L’audience visait à attirer l’attention sur deux projets de loi sénatoriaux récemment présentés sur l’isolement cellulaire qui limiteraient considérablement son utilisation dans les prisons fédérales et les centres de détention pour immigrants. Les projets de loi, comme les efforts similaires de l’année dernière, se heurtent à de grandes difficultés face à un Congrès de plus en plus inefficace. Si elles sont adoptées, elles exigeraient que les prisons et les centres de détention recourent le moins possible à l’isolement cellulaire, garantissent au moins quatre heures par jour en dehors des cellules pour les personnes en isolement et interdisent complètement l’isolement cellulaire à certaines personnes, notamment à toute personne de moins de 25 ans. , enceinte ou diagnostiquée avec une maladie mentale grave.
Si une telle proposition avait été adoptée il y a quatre ans, Charles Leo Daniel, 61 ans, aurait probablement été exempté d’isolement. Au lieu de cela, Daniel a passé près de trois ans et demi en isolement au centre de traitement de l’immigration et des douanes du Nord-Ouest à Tacoma, dans l’État de Washington, avant de mourir en mars. Selon les agents de l’immigration, Daniel souffrait d’une maladie mentale importante (mais non précisée). Un article supplémentaire du Seattle Times a révélé que Daniel a passé près de 10 ans en isolement dans une prison d’État pour meurtre au deuxième degré avant d’être remis en détention pour immigration en vue de son expulsion en 2020.

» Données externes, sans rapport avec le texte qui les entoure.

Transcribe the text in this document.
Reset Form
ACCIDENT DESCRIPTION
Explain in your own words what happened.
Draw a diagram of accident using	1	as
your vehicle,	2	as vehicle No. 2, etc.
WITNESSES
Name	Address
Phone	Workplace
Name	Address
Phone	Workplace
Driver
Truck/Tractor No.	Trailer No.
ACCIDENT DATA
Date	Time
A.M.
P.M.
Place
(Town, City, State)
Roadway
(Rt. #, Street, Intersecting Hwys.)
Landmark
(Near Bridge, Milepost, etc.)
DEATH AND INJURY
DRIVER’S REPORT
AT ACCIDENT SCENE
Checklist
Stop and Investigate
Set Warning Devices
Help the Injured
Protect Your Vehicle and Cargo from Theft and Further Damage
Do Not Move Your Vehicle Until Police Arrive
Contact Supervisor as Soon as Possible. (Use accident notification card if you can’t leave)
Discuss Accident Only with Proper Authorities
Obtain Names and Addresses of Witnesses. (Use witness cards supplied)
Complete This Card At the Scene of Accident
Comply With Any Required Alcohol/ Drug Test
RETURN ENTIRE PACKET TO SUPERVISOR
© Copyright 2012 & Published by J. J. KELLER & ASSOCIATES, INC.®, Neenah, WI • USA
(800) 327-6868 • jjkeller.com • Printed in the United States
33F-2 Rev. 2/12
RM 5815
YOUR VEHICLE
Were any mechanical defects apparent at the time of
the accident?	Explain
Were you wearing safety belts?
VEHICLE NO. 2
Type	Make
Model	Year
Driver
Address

On sait peu de choses sur Daniel, y compris ce qui l’a tué ou pourquoi il a passé autant de temps en isolement. Un rapport récent du Centre pour les droits de l’homme de l’Université de Washington a révélé que Daniel a enduré la deuxième plus longue période d’isolement parmi les migrants détenus depuis 2018. Le même rapport a révélé que l’établissement de Tacoma a eu plus recours à l’isolement cellulaire que tout autre centre de détention du pays. pays, et cela arrive à un moment où le recours à l’isolement dans les centres de détention est en augmentation.
Comme la plupart des centres de détention pour immigrants, le centre de traitement ICE du Nord-Ouest à Tacoma est géré de manière privée. Les responsables de l’État de Washington ont tenté de fermer l’établissement en interdisant le fonctionnement des centres de détention privés dans l’État, mais cette décision pourrait être annulée par la loi fédérale.
Dans le New Jersey, où les législateurs de l’État ont adopté un projet de loi similaire, l’administration Biden s’est associée à des sociétés pénitentiaires privées pour tenter de faire annuler la loi pour des raisons constitutionnelles ; et nous avons gagné la première bataille pour empêcher l’application de la loi. D’une certaine manière, c’est un autre chapitre d’une bataille qui dure depuis des mois, alors que les États et le gouvernement fédéral se disputent la politique d’immigration.
Le projet de loi du Sénat maintiendrait également les personnes de moins de 25 ans hors de l’isolement, car des recherches ont montré que le développement du cerveau se poursuit jusqu’au milieu de la vingtaine. Dans le système fédéral, cela concernerait principalement les jeunes adultes, âgés de 18 à 24 ans, car le système incarcère peu de mineurs. Mais les mêmes efforts, s’ils étaient déployés par les États, pourraient avoir un impact profond sur les enfants et les adolescents, qui sont confrontés à des risques accrus liés à l’isolement cellulaire. En Caroline du Nord, un récent procès allègue qu’un groupe de jeunes âgés de 15 à 17 ans – tous noirs – sont continuellement enfermés dans des cellules si petites que « l’étendue de leurs mouvements se limite à des pompes ».
Dans un dossier déposé plus tôt ce mois-ci, l’État a nié ces allégations.